Materials and methods
Transformation was performed by electroporation . The EZ-Tn5™ transposon mutants in A. baumannii ATCC 17978 were generated by using the EZ-Tn5™ insertion kit (Epicentre Biotechnologies) as previously described .
Surface-associated motility. Motility plates were composed of 0.5% agarose (w/v), 5 g/L of tryptone, and 2.5 g/L of NaCl as previously described . A single colony from a nutrient agar plate (Oxoid) or selective agar plates (supplemented with 50 μg/mL of kanamycin for the A1S_0222 mutant) of either wild-type or A. baumannii ATCC 17978 mutant was taken with the pipette tip and then the surface of a motility plate was touched. Pictures were taken after incubating the plates for 16 h at 37 °C.
Construction of protein expression plasmids. The a1s_0222 gene of A. baumannii ATCC 17978 was amplified by PCR using the oligonucleotides 0222-pGEX-6P-3-for: 5′-ATTAGGATCCAATTCAGAGCCTTCGGTATACCAC-3’ (BamHI restriction site underlined) and 0222-pGEX-6P-3-rev: 5′-ATTAGCGGCCGCTTACCAAAGTGCGAGCTGTGTAC-3’ (NotI restriction site underlined). The amplified a1s_0222 gene was inserted into pGEX-6P-3 expression vector (GE Healthcare) after HATU of insert and vector with BamHI and NotI restriction enzymes. The pGEX-6P-3 expression vector carries a glutathione S-transferase (GST-tag) gene, a PreScission protease restriction site, an ampicillin resistance (AmpR) cassette, encodes a tac promotor and is inducible with isopropyl β-d-1-thiogalactopyranoside (IPTG). The plasmid (pGEX-6P-3-A1S_0222) was confirmed by DNA sequencing and transformed into E. coli BL21 (DE3) pLysS expression strain.

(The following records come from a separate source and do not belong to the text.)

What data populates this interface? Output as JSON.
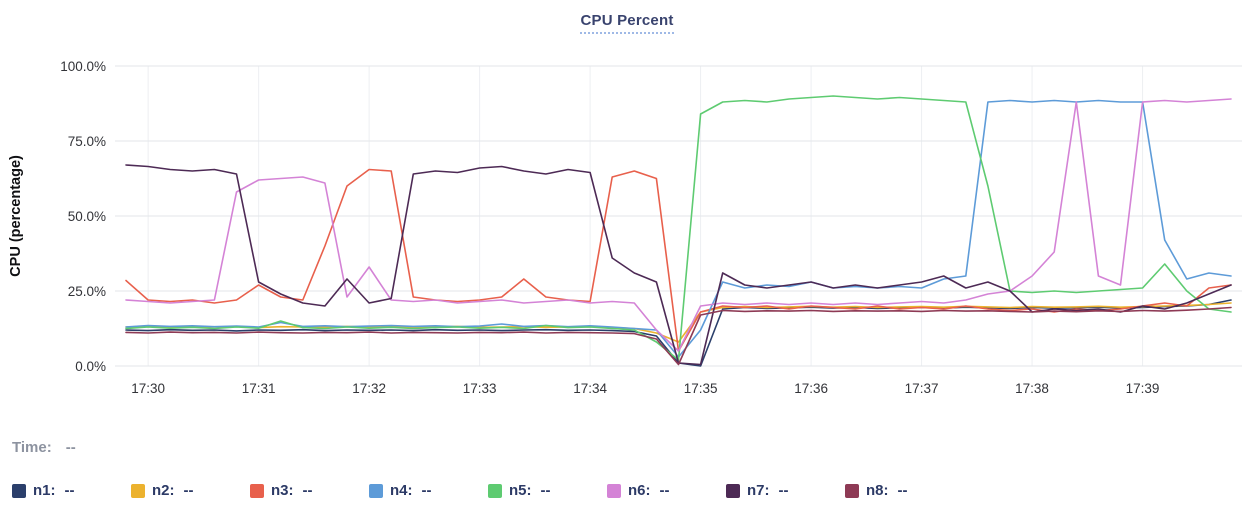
{
  "title": "CPU Percent",
  "ylabel": "CPU (percentage)",
  "time": {
    "label": "Time:",
    "value": "--"
  },
  "chart_data": {
    "type": "line",
    "title": "CPU Percent",
    "xlabel": "",
    "ylabel": "CPU (percentage)",
    "grid": true,
    "legend_position": "bottom",
    "ylim": [
      0,
      100
    ],
    "xlim_minutes": [
      -0.3,
      9.9
    ],
    "x_start_minutes": -0.2,
    "x_step_minutes": 0.2,
    "x_ticks": [
      "17:30",
      "17:31",
      "17:32",
      "17:33",
      "17:34",
      "17:35",
      "17:36",
      "17:37",
      "17:38",
      "17:39"
    ],
    "y_ticks": [
      "0.0%",
      "25.0%",
      "50.0%",
      "75.0%",
      "100.0%"
    ],
    "series": [
      {
        "name": "n1",
        "color": "#2b3f6b",
        "values": [
          12,
          11.8,
          12.1,
          11.9,
          12,
          11.7,
          12,
          11.9,
          12.1,
          11.8,
          12,
          11.9,
          12,
          11.8,
          12.1,
          11.9,
          12,
          11.8,
          12,
          12.1,
          11.9,
          12,
          11.8,
          11.5,
          10,
          1,
          0,
          19,
          19.5,
          19.2,
          19.4,
          19.6,
          19.3,
          19.5,
          19.2,
          19.4,
          19.5,
          19.3,
          19.6,
          19.4,
          19.2,
          19.5,
          19.3,
          19.4,
          19.6,
          19.3,
          19.5,
          19.8,
          20,
          20.5,
          22
        ]
      },
      {
        "name": "n2",
        "color": "#ecb22e",
        "values": [
          13,
          13.2,
          12.9,
          13.1,
          13,
          13.2,
          12.8,
          13.1,
          13,
          12.9,
          13.2,
          13,
          13.1,
          12.9,
          13,
          13.2,
          12.9,
          13,
          13.1,
          12.9,
          13,
          13.1,
          12.8,
          12.5,
          11,
          8,
          18,
          19.5,
          19.8,
          19.5,
          19.7,
          19.9,
          19.6,
          19.8,
          19.5,
          19.7,
          19.8,
          19.6,
          19.9,
          19.7,
          19.5,
          19.8,
          19.6,
          19.7,
          19.9,
          19.6,
          19.8,
          20,
          20.2,
          20.5,
          21
        ]
      },
      {
        "name": "n3",
        "color": "#e8604c",
        "values": [
          28.5,
          22,
          21.5,
          22,
          21,
          22,
          27,
          23,
          22,
          40,
          60,
          65.5,
          65,
          23,
          22,
          21.5,
          22,
          23,
          29,
          23,
          22,
          21.5,
          63,
          65,
          62.5,
          5,
          18,
          20,
          19.5,
          20,
          19,
          20,
          19.5,
          19,
          20,
          19,
          19.5,
          19,
          20,
          19,
          18.5,
          19,
          18,
          19,
          18.5,
          19,
          20,
          21,
          20,
          26,
          27
        ]
      },
      {
        "name": "n4",
        "color": "#5d9bd8",
        "values": [
          13,
          13.5,
          13.2,
          13.4,
          13.1,
          13.3,
          13,
          14.5,
          13.2,
          13.4,
          13.1,
          13.3,
          13.5,
          13.2,
          13.4,
          13.1,
          13.3,
          14,
          13.2,
          13.5,
          13.1,
          13.4,
          13,
          12.5,
          12,
          3,
          12,
          28,
          26,
          27,
          26.5,
          28,
          26,
          26.5,
          26,
          26.5,
          26,
          29,
          30,
          88,
          88.5,
          88,
          88.5,
          88,
          88.5,
          88,
          88,
          42,
          29,
          31,
          30
        ]
      },
      {
        "name": "n5",
        "color": "#5ecb71",
        "values": [
          12.5,
          13,
          12.6,
          12.9,
          12.5,
          13,
          12.6,
          15,
          12.8,
          12.5,
          13,
          12.6,
          12.9,
          12.5,
          12.8,
          13,
          12.6,
          12.9,
          12.5,
          13.5,
          12.8,
          13,
          12.5,
          12,
          8,
          2,
          84,
          88,
          88.5,
          88,
          89,
          89.5,
          90,
          89.5,
          89,
          89.5,
          89,
          88.5,
          88,
          60,
          25,
          24.5,
          25,
          24.5,
          25,
          25.5,
          26,
          34,
          25,
          19,
          18
        ]
      },
      {
        "name": "n6",
        "color": "#d483d6",
        "values": [
          22,
          21.5,
          21,
          21.5,
          22,
          58,
          62,
          62.5,
          63,
          61,
          23,
          33,
          22,
          21.5,
          22,
          21,
          21.5,
          22,
          21,
          21.5,
          22,
          21,
          21.5,
          21,
          12,
          5,
          20,
          21,
          20.5,
          21,
          20.5,
          21,
          20.5,
          21,
          20.5,
          21,
          21.5,
          21,
          22,
          24,
          25,
          30,
          38,
          88,
          30,
          27,
          88,
          88.5,
          88,
          88.5,
          89
        ]
      },
      {
        "name": "n7",
        "color": "#4d2a55",
        "values": [
          67,
          66.5,
          65.5,
          65,
          65.5,
          64,
          28,
          24,
          21,
          20,
          29,
          21,
          22.5,
          64,
          65,
          64.5,
          66,
          66.5,
          65,
          64,
          65.5,
          64.5,
          36,
          31,
          28,
          1,
          0.5,
          31,
          27,
          26,
          27,
          28,
          26,
          27,
          26,
          27,
          28,
          30,
          26,
          28,
          25,
          18,
          19,
          18.5,
          19,
          18,
          20,
          19,
          21,
          24,
          27
        ]
      },
      {
        "name": "n8",
        "color": "#8e3a55",
        "values": [
          11.2,
          11,
          11.3,
          11.1,
          11.2,
          11,
          11.3,
          11.1,
          11,
          11.2,
          11.1,
          11.3,
          11,
          11.2,
          11.1,
          11,
          11.2,
          11.1,
          11.3,
          11,
          11.2,
          11.1,
          11,
          10.8,
          9,
          0.5,
          17,
          18.5,
          18.2,
          18.4,
          18.3,
          18.5,
          18.2,
          18.4,
          18.3,
          18.4,
          18.2,
          18.5,
          18.3,
          18.4,
          18.2,
          18,
          18.3,
          18.1,
          18.4,
          18.2,
          18.5,
          18.3,
          18.6,
          19,
          19.5
        ]
      }
    ]
  },
  "legend": {
    "items": [
      {
        "label": "n1:",
        "value": "--"
      },
      {
        "label": "n2:",
        "value": "--"
      },
      {
        "label": "n3:",
        "value": "--"
      },
      {
        "label": "n4:",
        "value": "--"
      },
      {
        "label": "n5:",
        "value": "--"
      },
      {
        "label": "n6:",
        "value": "--"
      },
      {
        "label": "n7:",
        "value": "--"
      },
      {
        "label": "n8:",
        "value": "--"
      }
    ]
  }
}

Protein expression and purification. A 3 mL overnight culture of E. coli BL21 (DE3) pLysS pGEX-6P-3-A1S_0222 was grown in Luria-Bertani (LB)-Medium (10 g/L tryptone, 5 g/L yeast extract, 5 g/L NaCl, pH 7.4, 100 μg/mL Amp) at 37 °C and 160 rpm. The overnight culture was diluted 1:100 into 200 mL LB (supplemented with 100 μg/mL Amp) and cultured in a 2 L bottle-flask at 20 °C and 160 rpm for 5 h. Expression was induced by addition of 0.05 mM IPTG and cultures were incubated for 16 h at 20 °C and 160 rpm. Cells were then harvested by centrifugation (10,000 × g for 30 min at 4 °C) and the resulting cell pellets were frozen at −80 °C. Cell pellets were solubilized at 4 °C in 20 mL disruption buffer (300 mM NaCl, 1 mM DTT (1,4-dithiothreitol), 5 mM EGTA (ethylene glycol-bis(2-aminoethylether)-N,N,N′,N′-tetraacetic acid), 1 mM EDTA (2,2′,2″,2‴-(ethane-1,2-diyldinitrilo) tetraacetic acid), 2 μL benzonase nuclease (250 U/μL), pH 7.4. The cells were lysed by applying three passages through an EmulsiFlex-C3 homogenizer (Avestin). Lysates were then centrifuged at 20,000 × g for 50 min at 4 °C. The soluble lysate was then added to a GSTPrep™ FF 16/10 column (GE Healthcare Life Sciences).
GST affinity chromatography. The GSTPrep™ FF 16/10 column (bed volume 20 mL) was equilibrated with 5 column volumes (CV) of GST binding buffer (300 mM NaCl, 1 mM DTT, 5 mM EGTA, 1 mM EDTA, 5% glycerol (v/v), pH 7.4). The soluble lysate was added to the column and washed with 10 CV of GST binding buffer and eluted with 7 CV of GST elution buffer (300 mM NaCl, 50 mM Tris, 1 mM DTT, 5 mM EGTA, 1 mM EDTA, 5% glycerol (v/v), 10 mM reduced l-glutathione (GSH reduced), pH 7.4). Eluted fractions were analyzed by SDS-PAGE and appropriate fractions were pooled. The GST fusion protein was then incubated for 16 h at 8 °C with 40 units PreScission protease per 14.52 mg recombinant A1S_0222 to cleave off the GST tag (26 kDa). After incubation the pooled fractions were centrifuged at 20,000 g for 20 min at 4 °C and diluted 1:4 in dilution buffer (50 mM Tris, 1 mM EDTA, 1 mM DTT, 5% glycerol (v/v)).